Separate tariff categories for net metering consumers: Creating separate tariff categories for net metering consumers, with differentiated fixed charges and time-of-day (ToD) tariffs, acknowledges their distinct pattern of grid interaction in terms of electricity injection and drawal. Accordingly, separate fixed, variable and ToD tariff structures may need to be considered for net metering consumers as well.
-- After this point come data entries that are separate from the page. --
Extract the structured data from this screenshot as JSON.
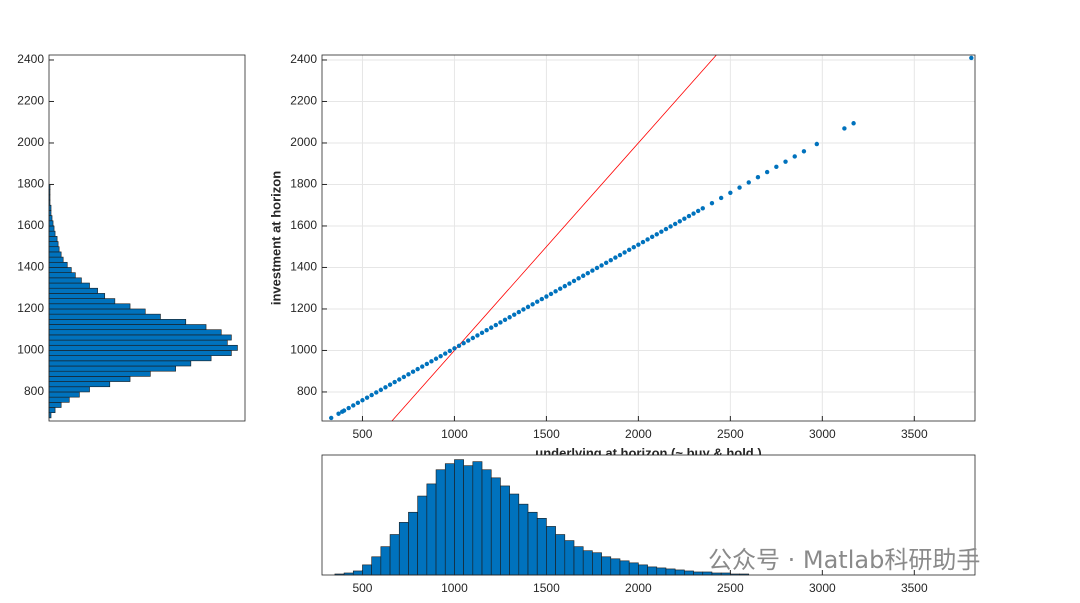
{
  "chart_data": [
    {
      "type": "scatter",
      "x_label": "underlying at horizon (~ buy & hold )",
      "y_label": "investment at horizon",
      "color": "#0072bd",
      "x": [
        330,
        370,
        390,
        400,
        425,
        450,
        475,
        500,
        525,
        550,
        575,
        600,
        625,
        650,
        675,
        700,
        725,
        750,
        775,
        800,
        825,
        850,
        875,
        900,
        925,
        950,
        975,
        1000,
        1025,
        1050,
        1075,
        1100,
        1125,
        1150,
        1175,
        1200,
        1225,
        1250,
        1275,
        1300,
        1325,
        1350,
        1375,
        1400,
        1425,
        1450,
        1475,
        1500,
        1525,
        1550,
        1575,
        1600,
        1625,
        1650,
        1675,
        1700,
        1725,
        1750,
        1775,
        1800,
        1825,
        1850,
        1875,
        1900,
        1925,
        1950,
        1975,
        2000,
        2025,
        2050,
        2075,
        2100,
        2125,
        2150,
        2175,
        2200,
        2225,
        2250,
        2275,
        2300,
        2325,
        2350,
        2400,
        2450,
        2500,
        2550,
        2600,
        2650,
        2700,
        2750,
        2800,
        2850,
        2900,
        2970,
        3120,
        3170,
        3810
      ],
      "values": [
        675,
        695,
        705,
        710,
        722.5,
        735,
        747.5,
        760,
        772.5,
        785,
        797.5,
        810,
        822.5,
        835,
        847.5,
        860,
        872.5,
        885,
        897.5,
        910,
        922.5,
        935,
        947.5,
        960,
        972.5,
        985,
        997.5,
        1010,
        1022.5,
        1035,
        1047.5,
        1060,
        1072.5,
        1085,
        1097.5,
        1110,
        1122.5,
        1135,
        1147.5,
        1160,
        1172.5,
        1185,
        1197.5,
        1210,
        1222.5,
        1235,
        1247.5,
        1260,
        1272.5,
        1285,
        1297.5,
        1310,
        1322.5,
        1335,
        1347.5,
        1360,
        1372.5,
        1385,
        1397.5,
        1410,
        1422.5,
        1435,
        1447.5,
        1460,
        1472.5,
        1485,
        1497.5,
        1510,
        1522.5,
        1535,
        1547.5,
        1560,
        1572.5,
        1585,
        1597.5,
        1610,
        1622.5,
        1635,
        1647.5,
        1660,
        1672.5,
        1685,
        1710,
        1735,
        1760,
        1785,
        1810,
        1835,
        1860,
        1885,
        1910,
        1935,
        1960,
        1995,
        2070,
        2095,
        2410
      ],
      "lines": [
        {
          "color": "#ff0000",
          "x": [
            660,
            2424
          ],
          "values": [
            660,
            2424
          ]
        }
      ],
      "xlim": [
        280,
        3830
      ],
      "ylim": [
        660,
        2424
      ],
      "xticks": [
        500,
        1000,
        1500,
        2000,
        2500,
        3000,
        3500
      ],
      "yticks": [
        800,
        1000,
        1200,
        1400,
        1600,
        1800,
        2000,
        2200,
        2400
      ],
      "grid": true
    },
    {
      "type": "histogram",
      "orientation": "horizontal",
      "color": "#0072bd",
      "bins": [
        675,
        700,
        725,
        750,
        775,
        800,
        825,
        850,
        875,
        900,
        925,
        950,
        975,
        1000,
        1025,
        1050,
        1075,
        1100,
        1125,
        1150,
        1175,
        1200,
        1225,
        1250,
        1275,
        1300,
        1325,
        1350,
        1375,
        1400,
        1425,
        1450,
        1475,
        1500,
        1525,
        1550,
        1575,
        1600,
        1625,
        1650,
        1675,
        1700,
        1725,
        1750,
        1775,
        1800
      ],
      "counts": [
        2,
        6,
        12,
        20,
        30,
        40,
        60,
        80,
        100,
        125,
        140,
        160,
        180,
        186,
        176,
        180,
        170,
        155,
        135,
        110,
        95,
        80,
        65,
        55,
        48,
        40,
        32,
        26,
        22,
        18,
        14,
        12,
        10,
        9,
        8,
        6,
        5,
        4,
        3,
        2,
        2,
        1,
        1,
        1,
        1
      ],
      "ylim": [
        660,
        2424
      ],
      "yticks": [
        800,
        1000,
        1200,
        1400,
        1600,
        1800,
        2000,
        2200,
        2400
      ]
    },
    {
      "type": "histogram",
      "orientation": "vertical",
      "color": "#0072bd",
      "bins": [
        350,
        400,
        450,
        500,
        550,
        600,
        650,
        700,
        750,
        800,
        850,
        900,
        950,
        1000,
        1050,
        1100,
        1150,
        1200,
        1250,
        1300,
        1350,
        1400,
        1450,
        1500,
        1550,
        1600,
        1650,
        1700,
        1750,
        1800,
        1850,
        1900,
        1950,
        2000,
        2050,
        2100,
        2150,
        2200,
        2250,
        2300,
        2350,
        2400,
        2450,
        2500,
        2550,
        2600
      ],
      "counts": [
        1,
        2,
        4,
        10,
        18,
        28,
        40,
        52,
        62,
        78,
        90,
        104,
        110,
        114,
        108,
        112,
        104,
        96,
        88,
        80,
        70,
        62,
        56,
        48,
        40,
        34,
        28,
        24,
        22,
        18,
        16,
        14,
        12,
        10,
        8,
        7,
        6,
        5,
        4,
        3,
        3,
        2,
        2,
        1,
        1
      ],
      "xlim": [
        280,
        3830
      ],
      "xticks": [
        500,
        1000,
        1500,
        2000,
        2500,
        3000,
        3500
      ]
    }
  ],
  "watermark": "公众号 · Matlab科研助手"
}
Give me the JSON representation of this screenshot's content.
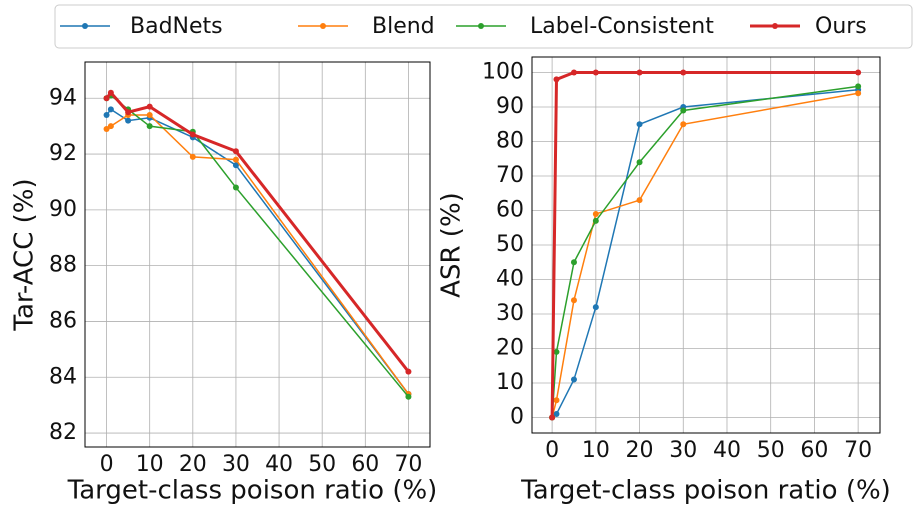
{
  "chart_data": [
    {
      "type": "line",
      "x_label": "Target-class poison ratio (%)",
      "y_label": "Tar-ACC (%)",
      "x": [
        0,
        1,
        5,
        10,
        20,
        30,
        70
      ],
      "xlim": [
        -5,
        75
      ],
      "xticks": [
        0,
        10,
        20,
        30,
        40,
        50,
        60,
        70
      ],
      "ylim": [
        81.5,
        95.3
      ],
      "yticks": [
        82,
        84,
        86,
        88,
        90,
        92,
        94
      ],
      "grid": true,
      "series": [
        {
          "name": "BadNets",
          "color": "#1f77b4",
          "values": [
            93.4,
            93.6,
            93.2,
            93.3,
            92.6,
            91.6,
            83.4
          ]
        },
        {
          "name": "Blend",
          "color": "#ff7f0e",
          "values": [
            92.9,
            93.0,
            93.4,
            93.4,
            91.9,
            91.8,
            83.4
          ]
        },
        {
          "name": "Label-Consistent",
          "color": "#2ca02c",
          "values": [
            94.0,
            94.1,
            93.6,
            93.0,
            92.8,
            90.8,
            83.3
          ]
        },
        {
          "name": "Ours",
          "color": "#d62728",
          "values": [
            94.0,
            94.2,
            93.5,
            93.7,
            92.7,
            92.1,
            84.2
          ]
        }
      ]
    },
    {
      "type": "line",
      "x_label": "Target-class poison ratio (%)",
      "y_label": "ASR (%)",
      "x": [
        0,
        1,
        5,
        10,
        20,
        30,
        70
      ],
      "xlim": [
        -4.6,
        75
      ],
      "xticks": [
        0,
        10,
        20,
        30,
        40,
        50,
        60,
        70
      ],
      "ylim": [
        -4.5,
        104.5
      ],
      "yticks": [
        0,
        10,
        20,
        30,
        40,
        50,
        60,
        70,
        80,
        90,
        100
      ],
      "grid": true,
      "series": [
        {
          "color": "#1f77b4",
          "values": [
            0,
            1,
            11,
            32,
            85,
            90,
            95
          ]
        },
        {
          "color": "#ff7f0e",
          "values": [
            0,
            5,
            34,
            59,
            63,
            85,
            94
          ]
        },
        {
          "color": "#2ca02c",
          "values": [
            0,
            19,
            45,
            57,
            74,
            89,
            96
          ]
        },
        {
          "color": "#d62728",
          "values": [
            0,
            98,
            100,
            100,
            100,
            100,
            100
          ]
        }
      ]
    }
  ]
}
Separate standby charges for open access/captive consumers: Open access and captive consumers often reduce their dependence on the discom for electricity supply while continuing to retain grid connectivity for backup during outages, maintenance periods or peak demand. In the absence of separate standby charges, this arrangement creates multiple challenges for discoms. First, it leads to stranded capacity, as discoms are required to procure and maintain power through long-term power purchase agreements and supporting infrastructure to meet occasional standby demand, despite reduced energy offtake from such consumers. Second, the reduction in sales to high-paying consumer categories widens the cross-subsidy gap, given that C&I consumers often subsidise residential tariffs. To address these concerns, separate standby charges may be introduced for full open access and captive consumers that source a significant share of their electricity externally while retaining grid connectivity for backup support. A three-tier structure may be considered, which could include a fixed commitment charge linked to contracted standby capacity on a monthly basis, along with separate tariffs for planned standby usage and unplanned standby support.
Conclusion
A cost-reflective tariff structure should recover fixed costs through fixed or demand charges, while variable costs should be recovered through energy charges. When utilities recover a large share of fixed costs through energy sales, revenues become vulnerable to consumption fluctuations and may fall short during periods of lower demand. At the same time, high-consumption consumers effectively bear a disproportionate share of infrastructure costs, resulting in cross-subsidisation.Over the years, most states have gradually increased fixed charges, leading to a higher contribution of these charges to total utility revenues, even as overall tariffs have risen. However, while making fixed charges fully reflective of actual fixed costs is consistent with the principle of cost reflectivity, its implementation poses significant challenges. Despite these concerns, there remains a strong case for a calibrated and progressive increase in the share of fixed charges in selected states.